Do mesmo modo, o acompanhamento odontológico no PN como programa de saúde bucal que atua conjuntamente às estratégias de acompanhamento e desenvolvimento da gravidez, vem a partir da necessidade de assegurar qualidade no tratamento odontológico de mulheres gestantes, que diversas vezes não têm informações adequadas de cuidados assim como apoio na gravidez, e ainda postergam as consultas bucais em virtude da acessibilidade limitada, falta de informação, elementos culturais e práticas populares.6,7
Neste contexto problemático, a adoção de práticas interdisciplinares se apresenta como ferramenta para superar a fragmentação da atenção em saúde e do processo saúde-doença relativo aos processos assistenciais e de cuidado, e conseguir melhoria nos índices de saúde.
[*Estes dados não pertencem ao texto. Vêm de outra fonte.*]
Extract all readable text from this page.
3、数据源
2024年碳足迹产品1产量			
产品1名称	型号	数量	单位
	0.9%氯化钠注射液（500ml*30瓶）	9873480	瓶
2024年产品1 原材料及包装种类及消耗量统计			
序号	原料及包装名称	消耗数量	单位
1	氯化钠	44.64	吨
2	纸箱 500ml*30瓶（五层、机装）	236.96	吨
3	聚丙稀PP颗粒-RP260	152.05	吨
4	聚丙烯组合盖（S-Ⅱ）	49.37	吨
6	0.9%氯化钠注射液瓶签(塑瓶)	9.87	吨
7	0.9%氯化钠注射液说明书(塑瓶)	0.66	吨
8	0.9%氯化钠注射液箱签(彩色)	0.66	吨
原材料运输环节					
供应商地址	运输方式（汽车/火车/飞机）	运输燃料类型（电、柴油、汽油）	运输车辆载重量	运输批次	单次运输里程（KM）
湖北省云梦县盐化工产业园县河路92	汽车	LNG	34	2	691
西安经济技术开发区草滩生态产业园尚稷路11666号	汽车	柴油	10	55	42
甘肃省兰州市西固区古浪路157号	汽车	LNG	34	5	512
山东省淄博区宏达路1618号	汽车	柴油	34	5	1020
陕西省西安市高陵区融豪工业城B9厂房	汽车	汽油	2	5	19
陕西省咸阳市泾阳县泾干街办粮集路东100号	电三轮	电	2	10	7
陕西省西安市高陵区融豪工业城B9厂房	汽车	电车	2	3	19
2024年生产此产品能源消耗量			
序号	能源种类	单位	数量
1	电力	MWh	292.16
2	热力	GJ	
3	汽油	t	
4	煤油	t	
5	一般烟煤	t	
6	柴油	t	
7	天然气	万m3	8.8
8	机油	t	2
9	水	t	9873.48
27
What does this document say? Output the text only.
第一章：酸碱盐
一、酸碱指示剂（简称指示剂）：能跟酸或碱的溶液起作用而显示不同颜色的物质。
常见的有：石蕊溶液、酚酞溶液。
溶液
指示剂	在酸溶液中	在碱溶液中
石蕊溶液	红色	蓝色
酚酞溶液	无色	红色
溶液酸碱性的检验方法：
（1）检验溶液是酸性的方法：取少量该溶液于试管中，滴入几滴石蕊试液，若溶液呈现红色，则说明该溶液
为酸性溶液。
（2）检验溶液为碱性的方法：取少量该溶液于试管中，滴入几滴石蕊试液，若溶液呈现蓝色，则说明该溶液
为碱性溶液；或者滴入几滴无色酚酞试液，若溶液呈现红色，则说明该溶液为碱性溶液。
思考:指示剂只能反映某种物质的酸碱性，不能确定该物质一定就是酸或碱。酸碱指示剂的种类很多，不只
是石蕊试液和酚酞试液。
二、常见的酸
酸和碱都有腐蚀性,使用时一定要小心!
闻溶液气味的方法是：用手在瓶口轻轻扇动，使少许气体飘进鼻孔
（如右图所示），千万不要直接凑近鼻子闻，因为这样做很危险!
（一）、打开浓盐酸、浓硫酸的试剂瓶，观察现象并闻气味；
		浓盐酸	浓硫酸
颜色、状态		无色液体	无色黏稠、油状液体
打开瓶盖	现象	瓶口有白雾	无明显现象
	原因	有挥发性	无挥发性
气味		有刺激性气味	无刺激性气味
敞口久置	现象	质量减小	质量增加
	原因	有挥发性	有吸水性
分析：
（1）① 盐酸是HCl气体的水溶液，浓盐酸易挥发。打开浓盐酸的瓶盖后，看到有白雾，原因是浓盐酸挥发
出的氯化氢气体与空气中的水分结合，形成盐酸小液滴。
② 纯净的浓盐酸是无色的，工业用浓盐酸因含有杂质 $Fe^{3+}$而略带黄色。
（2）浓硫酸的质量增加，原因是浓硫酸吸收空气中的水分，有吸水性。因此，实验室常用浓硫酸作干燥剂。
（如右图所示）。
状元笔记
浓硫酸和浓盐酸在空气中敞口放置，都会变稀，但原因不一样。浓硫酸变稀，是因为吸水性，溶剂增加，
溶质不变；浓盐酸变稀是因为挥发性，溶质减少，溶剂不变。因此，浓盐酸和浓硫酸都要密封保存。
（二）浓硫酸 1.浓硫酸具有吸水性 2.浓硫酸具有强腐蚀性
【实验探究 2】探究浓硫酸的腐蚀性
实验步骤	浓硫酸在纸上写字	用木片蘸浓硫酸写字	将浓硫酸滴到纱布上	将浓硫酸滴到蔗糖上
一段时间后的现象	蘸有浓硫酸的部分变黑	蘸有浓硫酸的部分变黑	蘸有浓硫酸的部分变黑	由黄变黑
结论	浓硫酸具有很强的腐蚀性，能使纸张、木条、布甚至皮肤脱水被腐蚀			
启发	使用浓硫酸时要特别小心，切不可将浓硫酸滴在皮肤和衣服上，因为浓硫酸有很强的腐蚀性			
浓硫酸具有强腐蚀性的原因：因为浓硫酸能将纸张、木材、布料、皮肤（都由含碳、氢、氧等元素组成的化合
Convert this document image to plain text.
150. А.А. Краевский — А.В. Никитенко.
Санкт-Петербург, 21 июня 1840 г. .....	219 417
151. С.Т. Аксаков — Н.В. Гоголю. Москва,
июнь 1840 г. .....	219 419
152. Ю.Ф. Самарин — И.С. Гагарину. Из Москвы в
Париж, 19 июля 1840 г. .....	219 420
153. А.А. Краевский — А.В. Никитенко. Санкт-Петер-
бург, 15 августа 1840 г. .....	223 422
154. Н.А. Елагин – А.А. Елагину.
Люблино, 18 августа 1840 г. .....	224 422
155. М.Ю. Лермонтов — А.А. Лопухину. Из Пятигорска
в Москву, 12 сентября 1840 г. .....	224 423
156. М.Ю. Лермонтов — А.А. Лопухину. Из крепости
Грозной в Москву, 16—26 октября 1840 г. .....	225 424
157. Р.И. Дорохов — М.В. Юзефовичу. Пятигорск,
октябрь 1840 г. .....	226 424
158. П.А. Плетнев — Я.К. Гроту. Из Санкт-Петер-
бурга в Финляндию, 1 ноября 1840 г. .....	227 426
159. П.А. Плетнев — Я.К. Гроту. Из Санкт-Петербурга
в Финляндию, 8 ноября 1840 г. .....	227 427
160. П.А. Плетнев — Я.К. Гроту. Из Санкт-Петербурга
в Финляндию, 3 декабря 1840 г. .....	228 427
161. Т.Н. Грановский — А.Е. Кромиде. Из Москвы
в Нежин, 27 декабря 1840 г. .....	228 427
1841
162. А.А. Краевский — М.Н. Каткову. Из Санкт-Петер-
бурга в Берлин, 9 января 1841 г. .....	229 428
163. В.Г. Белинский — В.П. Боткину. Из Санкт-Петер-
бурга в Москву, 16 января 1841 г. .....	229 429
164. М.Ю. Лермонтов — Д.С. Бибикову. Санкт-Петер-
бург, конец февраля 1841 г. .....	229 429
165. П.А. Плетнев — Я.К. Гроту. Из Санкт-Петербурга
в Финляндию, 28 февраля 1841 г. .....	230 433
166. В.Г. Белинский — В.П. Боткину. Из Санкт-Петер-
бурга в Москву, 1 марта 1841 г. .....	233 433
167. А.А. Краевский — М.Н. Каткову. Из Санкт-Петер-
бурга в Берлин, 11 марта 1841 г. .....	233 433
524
De modo concomitante, o conhecimento descontextualizado e a segmentação na formação em saúde comprometem a compreensão ampliada do processo de saúde e adoecimento, assim como no desenvolvimento das habilidades necessárias para atuar colaborativamente e interprofissionalmente.8
As práticas interdisciplinares no acompanhamento da saúde bucal das gestantes possibilita união de competências de cada profissional que realiza o acompanhamento na gravidez, seja médico, enfermeiro ou cirurgião-dentista, interrelacionando habilidades, conhecimentos e práticas para oferecer cuidado bucal de qualidade, diminuição de possíveis complicações habituais do período gestacional, promoção de educação em saúde bucal e oferta de tratamento dentário adequado.6,8
Neste contexto, apesar de debates consistentes desde os anos 1970 na área de formação e ensino, a interdisciplinaridade e sua relação com a ciências da saúde e enfermagem é precária especialmente relativo à formação docente deficiente, falta de afinidade entre docentes e resistência às mudanças. Apesar desses contrapontos, avanços também são apontados especialmente na articulação com outros cursos, com visão ampliada, que propicia conhecimento agregado e trabalho em grupo.9
Conhecendo as associações entre saúde bucal e gestação e o enfermeiro sendo um dos profissionais responsáveis pelo pré-natal de risco habitual juntamente ao médico, torna-se veemente discutir e aprofundar questões relacionadas ao cuidado bucal com outros profissionais responsáveis como o cirurgião dentista.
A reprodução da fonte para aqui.